Gegen Spruchpunkt I. des Bescheides, zugestellt am 07.12.2015, erhob P1 am 18.12.2015 fristgerecht die gegenständliche Beschwerde, beantragte die Anberaumung einer mündlichen Beschwerdeverhandlung und die Zuerkennung des Status des Asylberechtigten.

2. Die Beschwerdevorlage vom 29.12.2015 langte am 30.12.2015 beim Bundesverwaltungsgericht ein und wurde der Gerichtsabteilung W103 zur Bearbeitung zugewiesen.

3. Nach der Geburt von P2 in Österreich stellte P1 für diese am 14.03.2017 einen Antrag auf internationalen Schutz im Familienverfahren. Dabei wurde angegeben, dass das Kind keine eigenen Fluchtgründe bzw. Rückkehrbefürchtungen habe und sich der Antrag ausschließlich auf die Fluchtgründe der Mutter beziehe.

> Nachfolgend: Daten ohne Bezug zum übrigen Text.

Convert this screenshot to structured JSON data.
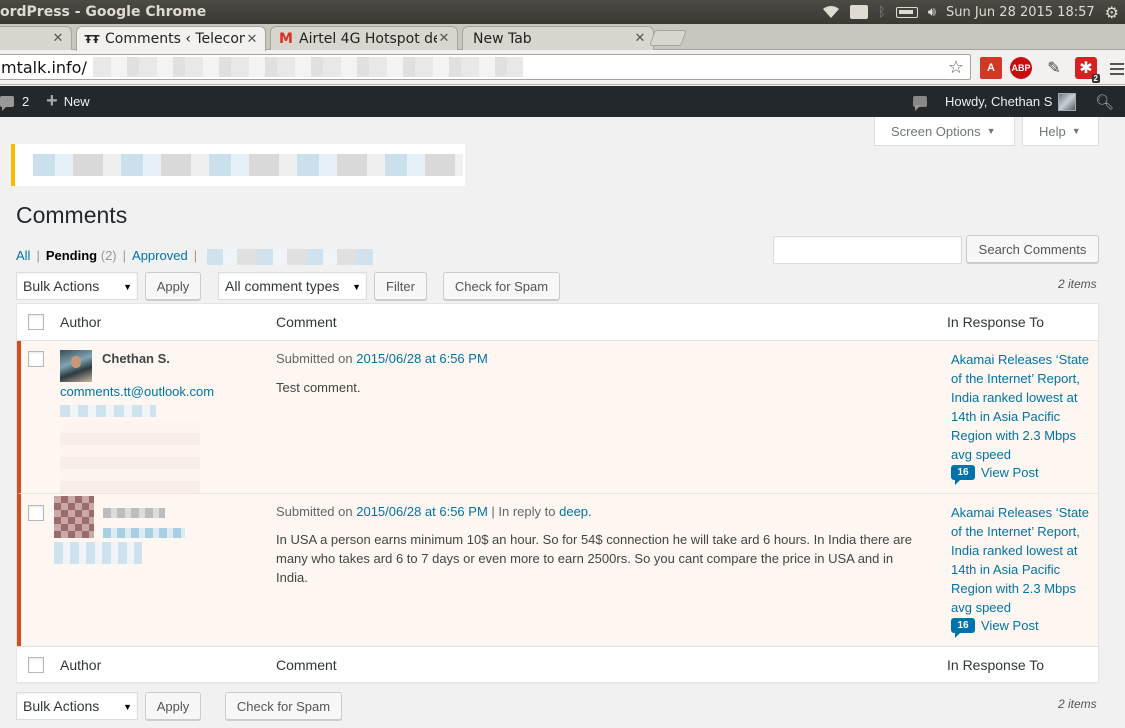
{
  "os": {
    "window_title": "ordPress - Google Chrome",
    "keyboard": "En",
    "datetime": "Sun Jun 28 2015 18:57"
  },
  "browser": {
    "tabs": [
      {
        "label": "",
        "favicon": ""
      },
      {
        "label": "Comments ‹ Telecom",
        "favicon": "ŦŦ"
      },
      {
        "label": "Airtel 4G Hotspot de",
        "favicon": "M"
      },
      {
        "label": "New Tab",
        "favicon": ""
      }
    ],
    "url": "mtalk.info/",
    "ext_counter": "2"
  },
  "admin_bar": {
    "comments_count": "2",
    "new_label": "New",
    "greeting": "Howdy, Chethan S"
  },
  "screen_options": {
    "screen_options_label": "Screen Options",
    "help_label": "Help"
  },
  "page": {
    "title": "Comments",
    "filters": {
      "all": "All",
      "pending": "Pending",
      "pending_count": "(2)",
      "approved": "Approved"
    },
    "search_button": "Search Comments",
    "search_value": "",
    "top_actions": {
      "bulk_actions": "Bulk Actions",
      "apply": "Apply",
      "comment_types": "All comment types",
      "filter": "Filter",
      "check_spam": "Check for Spam",
      "items": "2 items"
    },
    "bottom_actions": {
      "bulk_actions": "Bulk Actions",
      "apply": "Apply",
      "check_spam": "Check for Spam",
      "items": "2 items"
    },
    "columns": {
      "author": "Author",
      "comment": "Comment",
      "response": "In Response To"
    },
    "comments": [
      {
        "author": "Chethan S.",
        "email": "comments.tt@outlook.com",
        "submitted_prefix": "Submitted on",
        "date": "2015/06/28 at 6:56 PM",
        "reply_prefix": "",
        "reply_to": "",
        "text": "Test comment.",
        "response_title": "Akamai Releases ‘State of the Internet’ Report, India ranked lowest at 14th in Asia Pacific Region with 2.3 Mbps avg speed",
        "response_count": "16",
        "view_post": "View Post"
      },
      {
        "author": "",
        "email": "",
        "submitted_prefix": "Submitted on",
        "date": "2015/06/28 at 6:56 PM",
        "reply_prefix": "| In reply to",
        "reply_to": "deep.",
        "text": "In USA a person earns minimum 10$ an hour. So for 54$ connection he will take ard 6 hours. In India there are many who takes ard 6 to 7 days or even more to earn 2500rs. So you cant compare the price in USA and in India.",
        "response_title": "Akamai Releases ‘State of the Internet’ Report, India ranked lowest at 14th in Asia Pacific Region with 2.3 Mbps avg speed",
        "response_count": "16",
        "view_post": "View Post"
      }
    ]
  }
}
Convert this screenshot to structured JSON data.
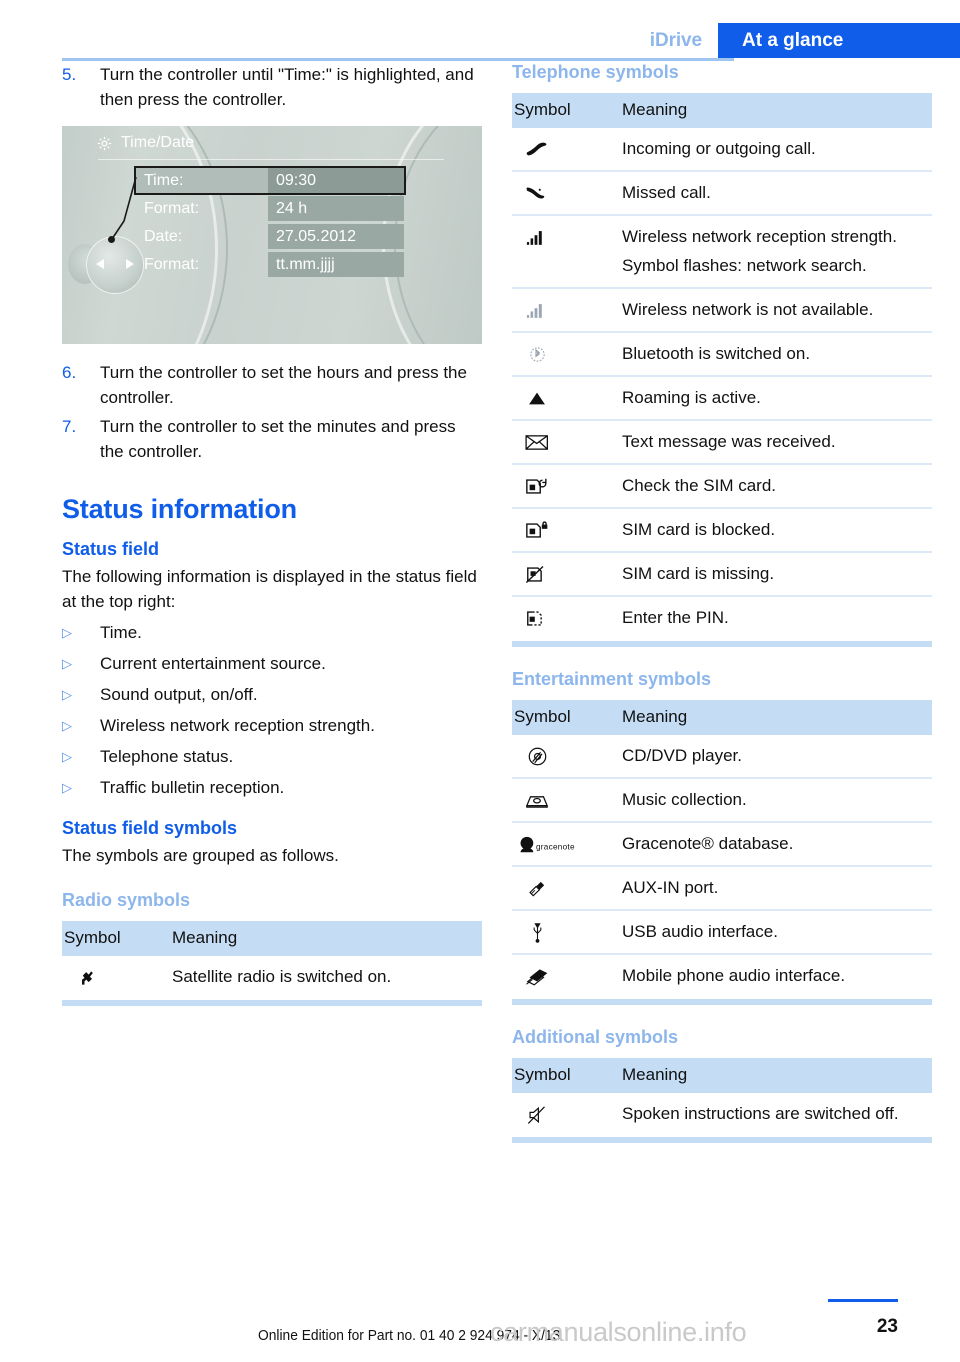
{
  "header": {
    "chapter": "iDrive",
    "section": "At a glance"
  },
  "left_column": {
    "steps": [
      {
        "num": "5.",
        "text": "Turn the controller until \"Time:\" is highlighted, and then press the controller."
      },
      {
        "num": "6.",
        "text": "Turn the controller to set the hours and press the controller."
      },
      {
        "num": "7.",
        "text": "Turn the controller to set the minutes and press the controller."
      }
    ],
    "figure": {
      "title": "Time/Date",
      "gear_icon": "gear-icon",
      "rows": [
        {
          "label": "Time:",
          "value": "09:30",
          "selected": true
        },
        {
          "label": "Format:",
          "value": "24 h",
          "selected": false
        },
        {
          "label": "Date:",
          "value": "27.05.2012",
          "selected": false
        },
        {
          "label": "Format:",
          "value": "tt.mm.jjjj",
          "selected": false
        }
      ]
    },
    "status_information_heading": "Status information",
    "status_field_heading": "Status field",
    "status_field_intro": "The following information is displayed in the status field at the top right:",
    "status_field_items": [
      "Time.",
      "Current entertainment source.",
      "Sound output, on/off.",
      "Wireless network reception strength.",
      "Telephone status.",
      "Traffic bulletin reception."
    ],
    "status_field_symbols_heading": "Status field symbols",
    "status_field_symbols_intro": "The symbols are grouped as follows.",
    "radio_symbols": {
      "heading": "Radio symbols",
      "columns": [
        "Symbol",
        "Meaning"
      ],
      "rows": [
        {
          "icon": "satellite-radio-icon",
          "meaning": "Satellite radio is switched on."
        }
      ]
    }
  },
  "right_column": {
    "telephone_symbols": {
      "heading": "Telephone symbols",
      "columns": [
        "Symbol",
        "Meaning"
      ],
      "rows": [
        {
          "icon": "phone-handset-icon",
          "meaning": "Incoming or outgoing call."
        },
        {
          "icon": "missed-call-icon",
          "meaning": "Missed call."
        },
        {
          "icon": "signal-bars-full-icon",
          "meaning": "Wireless network reception strength.",
          "note": "Symbol flashes: network search."
        },
        {
          "icon": "signal-bars-empty-icon",
          "meaning": "Wireless network is not available."
        },
        {
          "icon": "bluetooth-icon",
          "meaning": "Bluetooth is switched on."
        },
        {
          "icon": "roaming-triangle-icon",
          "meaning": "Roaming is active."
        },
        {
          "icon": "envelope-icon",
          "meaning": "Text message was received."
        },
        {
          "icon": "sim-check-icon",
          "meaning": "Check the SIM card."
        },
        {
          "icon": "sim-locked-icon",
          "meaning": "SIM card is blocked."
        },
        {
          "icon": "sim-missing-icon",
          "meaning": "SIM card is missing."
        },
        {
          "icon": "sim-pin-icon",
          "meaning": "Enter the PIN."
        }
      ]
    },
    "entertainment_symbols": {
      "heading": "Entertainment symbols",
      "columns": [
        "Symbol",
        "Meaning"
      ],
      "rows": [
        {
          "icon": "cd-dvd-icon",
          "meaning": "CD/DVD player."
        },
        {
          "icon": "music-collection-icon",
          "meaning": "Music collection."
        },
        {
          "icon": "gracenote-icon",
          "meaning": "Gracenote® database."
        },
        {
          "icon": "aux-in-plug-icon",
          "meaning": "AUX-IN port."
        },
        {
          "icon": "usb-icon",
          "meaning": "USB audio interface."
        },
        {
          "icon": "mobile-audio-icon",
          "meaning": "Mobile phone audio interface."
        }
      ]
    },
    "additional_symbols": {
      "heading": "Additional symbols",
      "columns": [
        "Symbol",
        "Meaning"
      ],
      "rows": [
        {
          "icon": "speaker-muted-icon",
          "meaning": "Spoken instructions are switched off."
        }
      ]
    }
  },
  "footer": {
    "edition_note": "Online Edition for Part no. 01 40 2 924 974 - X/13",
    "page_number": "23",
    "watermark": "carmanualsonline.info"
  },
  "colors": {
    "accent_blue": "#0f5de8",
    "light_blue_heading": "#8cb6ec",
    "table_header_bg": "#c4dcf4",
    "table_rule": "#dceaf8"
  }
}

Mit Bescheid des Bundesamtes für Fremdenwesen und Asyl vom 30.03.2017, Zahl 1145601805-170320207, wurde der Antrag von P2 auf internationalen Schutz vom 14.03.2017 in Spruchpunkt I. gemäß § 3 Abs. 1 iVm § 2 Abs. 1 Z 13 AsylG bezüglich der Zuerkennung des Status des Asylberechtigten abgewiesen. P2 wurde gemäß § 8 Abs. 1 AsylG der Status der subsidiär Schutzberechtigten zuerkannt und ihr eine befristete Aufenthaltsberechtigung bis zum 03.12.2018 erteilt.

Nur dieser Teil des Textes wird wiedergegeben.